Lured by the promise of regaining control of their own destiny and reining in high levels of immigration, Britons chose to break from a 28-nation alliance that has offered unfettered trade access and the free movement of labor across its borders.
Their decision will undoubtedly re-awaken fears of a domino-effect ripple of exit votes in EU-skeptic members that could imperil the integrity of the bloc, already struggling with twin economic and refugee crises.
Prime Minister David Cameron, who led the ultimately doomed struggle to sway voters in favor of sticking with Brussels, will face immediate pressure to resign.
The bookmakers’ favorite to replace him is former London mayor Boris Johnson, a rival from within his ruling Conservative Party who was the “Leave” camp figurehead.
The result means the world’s fifth largest economy must now go it alone in the global economy, striking a new trade relationship with the bloc it is abandoning and brokering new deals with all the countries it now trades with under the EU’s umbrella.
European Commission chief Jean-Claude Juncker has said the EU will “not be bending over backwards” to help Britain in those negotiations. Analysts say it could take the island nation a decade to secure new trade accords worldwide.
In a worst-case scenario, the International Monetary Fund has warned that the British economy could sink into recession next year and overall economic output would be 5.6 percent lower than otherwise forecast by 2019, with unemployment rising back above six percent.
Thousands of jobs in the City could be transferred to Frankfurt or Paris, top companies have warned. The Brexit camp has argued that the business world will adapt quickly, however, with Britain’s flexible and dynamic economy buoyed by new economic partners and selective immigration.
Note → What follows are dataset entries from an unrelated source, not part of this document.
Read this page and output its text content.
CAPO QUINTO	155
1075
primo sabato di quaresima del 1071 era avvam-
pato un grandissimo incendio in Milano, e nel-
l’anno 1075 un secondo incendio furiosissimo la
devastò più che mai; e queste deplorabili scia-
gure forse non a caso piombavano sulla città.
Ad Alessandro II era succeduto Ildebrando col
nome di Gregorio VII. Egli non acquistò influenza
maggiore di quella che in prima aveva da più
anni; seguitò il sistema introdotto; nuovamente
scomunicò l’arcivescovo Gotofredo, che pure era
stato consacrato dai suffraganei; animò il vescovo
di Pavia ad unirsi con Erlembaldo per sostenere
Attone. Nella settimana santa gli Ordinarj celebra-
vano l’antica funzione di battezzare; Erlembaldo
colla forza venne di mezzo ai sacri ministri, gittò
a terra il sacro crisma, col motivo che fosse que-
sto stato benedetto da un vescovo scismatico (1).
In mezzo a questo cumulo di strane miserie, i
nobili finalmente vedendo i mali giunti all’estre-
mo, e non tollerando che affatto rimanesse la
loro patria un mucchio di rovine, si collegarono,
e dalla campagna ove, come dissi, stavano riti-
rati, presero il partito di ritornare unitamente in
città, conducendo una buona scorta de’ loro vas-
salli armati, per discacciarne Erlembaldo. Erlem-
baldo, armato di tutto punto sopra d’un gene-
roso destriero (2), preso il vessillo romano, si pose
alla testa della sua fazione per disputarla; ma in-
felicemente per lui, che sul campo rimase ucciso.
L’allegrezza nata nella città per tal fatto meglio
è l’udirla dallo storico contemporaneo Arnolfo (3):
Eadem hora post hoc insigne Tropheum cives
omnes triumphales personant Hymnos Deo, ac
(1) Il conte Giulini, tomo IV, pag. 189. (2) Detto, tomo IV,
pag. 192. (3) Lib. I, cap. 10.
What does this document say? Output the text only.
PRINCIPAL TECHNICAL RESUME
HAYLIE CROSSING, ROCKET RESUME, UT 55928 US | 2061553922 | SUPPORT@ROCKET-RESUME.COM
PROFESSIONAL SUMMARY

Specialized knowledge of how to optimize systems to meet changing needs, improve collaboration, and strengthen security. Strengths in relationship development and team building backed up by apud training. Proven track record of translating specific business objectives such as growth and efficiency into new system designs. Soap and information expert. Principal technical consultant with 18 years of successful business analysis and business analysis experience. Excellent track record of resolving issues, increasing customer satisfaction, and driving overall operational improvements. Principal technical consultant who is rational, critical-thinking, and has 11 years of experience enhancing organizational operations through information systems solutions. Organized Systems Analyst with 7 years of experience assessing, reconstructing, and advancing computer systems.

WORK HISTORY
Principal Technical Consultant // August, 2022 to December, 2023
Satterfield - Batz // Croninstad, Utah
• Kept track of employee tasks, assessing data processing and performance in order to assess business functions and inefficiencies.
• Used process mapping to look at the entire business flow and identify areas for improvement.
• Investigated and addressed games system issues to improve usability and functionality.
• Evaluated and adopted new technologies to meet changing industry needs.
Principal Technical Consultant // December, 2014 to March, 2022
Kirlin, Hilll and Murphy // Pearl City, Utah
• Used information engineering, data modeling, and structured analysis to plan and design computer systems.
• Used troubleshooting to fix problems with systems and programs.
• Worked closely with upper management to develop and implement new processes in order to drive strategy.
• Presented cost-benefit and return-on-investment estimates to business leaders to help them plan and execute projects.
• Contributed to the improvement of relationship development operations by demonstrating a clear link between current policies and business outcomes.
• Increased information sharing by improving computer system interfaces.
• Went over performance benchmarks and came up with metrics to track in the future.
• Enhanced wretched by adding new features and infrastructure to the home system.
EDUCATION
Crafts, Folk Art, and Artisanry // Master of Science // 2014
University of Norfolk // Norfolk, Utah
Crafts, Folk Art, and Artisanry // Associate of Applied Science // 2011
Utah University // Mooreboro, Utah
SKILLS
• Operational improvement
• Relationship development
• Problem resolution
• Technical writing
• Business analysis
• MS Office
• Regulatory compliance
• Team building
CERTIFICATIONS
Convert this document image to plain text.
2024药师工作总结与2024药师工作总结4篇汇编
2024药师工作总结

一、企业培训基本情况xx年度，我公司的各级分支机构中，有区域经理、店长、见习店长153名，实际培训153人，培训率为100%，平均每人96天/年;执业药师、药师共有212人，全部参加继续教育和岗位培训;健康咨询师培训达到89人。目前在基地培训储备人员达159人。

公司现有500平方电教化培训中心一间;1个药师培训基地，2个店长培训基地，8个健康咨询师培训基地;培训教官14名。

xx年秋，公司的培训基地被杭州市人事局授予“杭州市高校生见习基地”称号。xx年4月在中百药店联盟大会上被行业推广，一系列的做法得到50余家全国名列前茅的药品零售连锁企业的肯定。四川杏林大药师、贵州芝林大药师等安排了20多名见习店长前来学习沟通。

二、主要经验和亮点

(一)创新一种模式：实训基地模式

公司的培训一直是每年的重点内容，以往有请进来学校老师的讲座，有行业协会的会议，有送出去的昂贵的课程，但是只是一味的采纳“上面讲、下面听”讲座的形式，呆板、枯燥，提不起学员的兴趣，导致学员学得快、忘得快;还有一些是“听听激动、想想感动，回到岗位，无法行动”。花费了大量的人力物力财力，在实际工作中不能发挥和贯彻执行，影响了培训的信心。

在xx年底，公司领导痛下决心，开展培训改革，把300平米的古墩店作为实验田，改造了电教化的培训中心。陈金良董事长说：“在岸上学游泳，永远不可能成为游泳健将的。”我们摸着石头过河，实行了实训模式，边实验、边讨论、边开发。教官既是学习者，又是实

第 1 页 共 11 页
The campaign has left Britain riven in two, marked by the brutal murder of pro-“Remain” British lawmaker Jo Cox, a mother of two who was stabbed, shot and left bleeding to death on the pavement a week ahead of the vote.
European leaders will open a two-day summit on Tuesday to grapple with the British decision.
German Foreign Minister Frank-Walter Steinmeier warned this month that a British departure would be a shock requiring quick action to avert the “disintegration” of the bloc.
“Small countries that are economically at least as affluent as the UK are the main ones at risk, especially Denmark and potentially also Sweden,” said Carsten Nickels of the Teneo analyst group in Brussels.
Immigration and an erosion of economic security have become rallying cries for populist challenges that remain scattered across in Europe, just as they have for Donald Trump’s campaign in the US presidential election.
The bloc will have to learn lessons not only from events in Britain but from the rest of Europe, Juncker said ahead of the referendum, warning against a rapid push for more integration.
“This euroskepticism is not only present in Britain,” he said.